My voice cracked with desperation I didn’t have the luxury of hiding.

But the intruder wasn’t trying to get past me anymore.

He was trying to get to her. And something about the angle of his body, the sharp turn of his head toward her, the low rasp he made, lit a fuse in me that detonated through every nerve.

I slammed him back, harder this time. His hood slipped enough for me to catch the shape of his jaw, the faint outline of a scar near his cheekbone.

Not Nico or Tremblay or anyone I recognized.

But familiar in a different way, like the shadow I’d glimpsed on the ridge or someone who’d been watching longer than we knew.

He tore free of my grip and bolted out the door into the storm.

I followed instinctively but froze at the threshold.

The snow was a white wall. He was gone. Like he’d been waiting for the moment Harmony called out… and that was enough.

“Harmony,” I breathed, turning back inside.

She stood trembling near the overturned chair, arms wrapped around herself like she was trying to hold the pieces of her body together. I crossed the room in three strides and cupped her face in my hands.

“Are you hurt?
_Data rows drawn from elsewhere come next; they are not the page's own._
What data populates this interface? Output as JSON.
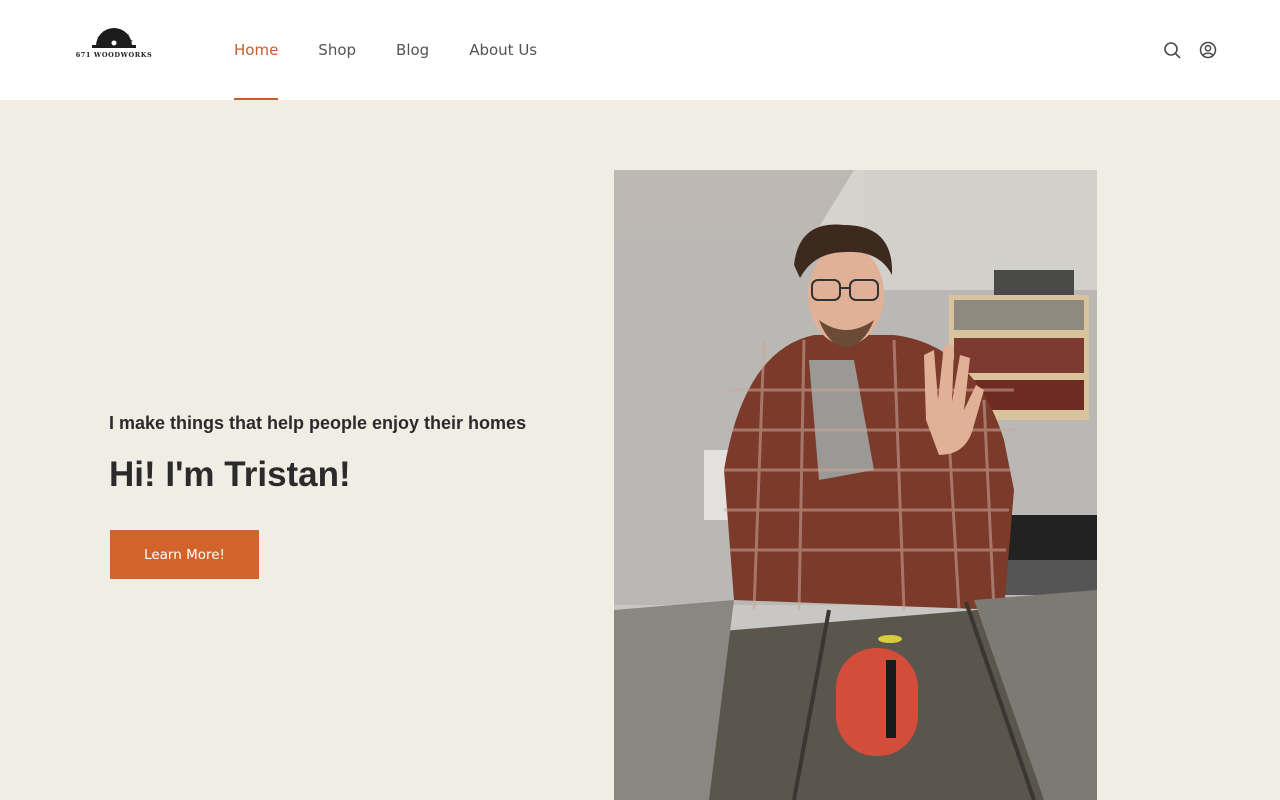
{
  "header": {
    "logo_text": "671 WOODWORKS",
    "nav": [
      {
        "label": "Home",
        "active": true
      },
      {
        "label": "Shop",
        "active": false
      },
      {
        "label": "Blog",
        "active": false
      },
      {
        "label": "About Us",
        "active": false
      }
    ],
    "icons": [
      "search-icon",
      "account-icon"
    ]
  },
  "hero": {
    "subtitle": "I make things that help people enjoy their homes",
    "headline": "Hi! I'm Tristan!",
    "cta_label": "Learn More!"
  },
  "colors": {
    "accent": "#c25e2d",
    "button": "#d2632b",
    "background": "#f0ede5",
    "header_bg": "#ffffff",
    "text_dark": "#2b2b2b"
  }
}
Did he. . .”

“I’m okay,” she whispered, but tears gathered along her lashes. “Eric, I thought he was going to hurt you.”

Her voice broke, shattering something inside me. I pulled her against my chest. She didn’t fight it. Didn’t pretend she wasn’t falling apart. She just pressed her forehead to my collarbone, breath shaking like she was relearning how to breathe.

“I’m here,” I murmured. “I’ve got you. I’m right here.”

Her fingers curled in my jacket, desperate, anchoring. The storm howled around us, rattling the frail cabin walls, but inside this moment, everything slowed. She pulled back a fraction, eyes lifting to mine—haunted and vulnerable—but fierce beneath the fear.

“I didn’t want you to get hurt,” she said, voice breaking. “That’s why I left.”

“That’s exactly why I came after you.”

Her breath stuttered.

“You can’t keep following me into danger,” she whispered, trembling.

“I can’t do anything else,” I whispered back.

Her throat bobbed.

“I’m so tired of running…” Her voice cracked on the word tired. “It feels like the past keeps dragging me back, no matter how far I go.”

I brushed a strand of hair from her face, my fingers trembling with the leftover adrenaline.

“You’re not alone anymore,” I murmured. “You hear me? Not in this storm. Not in any of the others.”

Her eyes closed, lashes wet. When she opened them again, something softer flickered through the fear. Trust. Or the edges of it. Hard won and fragile. I slipped my coat off and wrapped it around her shoulders, then guided her toward the door.

“We’re getting you home,” I said quietly. “Dad and Becket are on the ridge. They won’t be far.”

She nodded, though her breath hitched as she glanced through the broken doorframe at the darkness outside where the intruder had vanished.

“Eric?”

“Yeah?”

“Whoever that was… he wasn’t trying to kill me.” She swallowed, voice trembling. “He was trying to corner me. Herd me.”

My blood iced.

That meant planning. That meant motive. That meant someone with a personal stake in her fear. Someone like. . .I shoved the thought down before it surfaced. Not yet.

“Stay close,” I told her, my hand finding hers. “We move together.”

She squeezed my hand back with fragile pressure that was strong enough to steady both of us. We stepped into the storm together. And somewhere unseen in the trees, far enough to stay hidden but close enough to listen…someone watched us leave.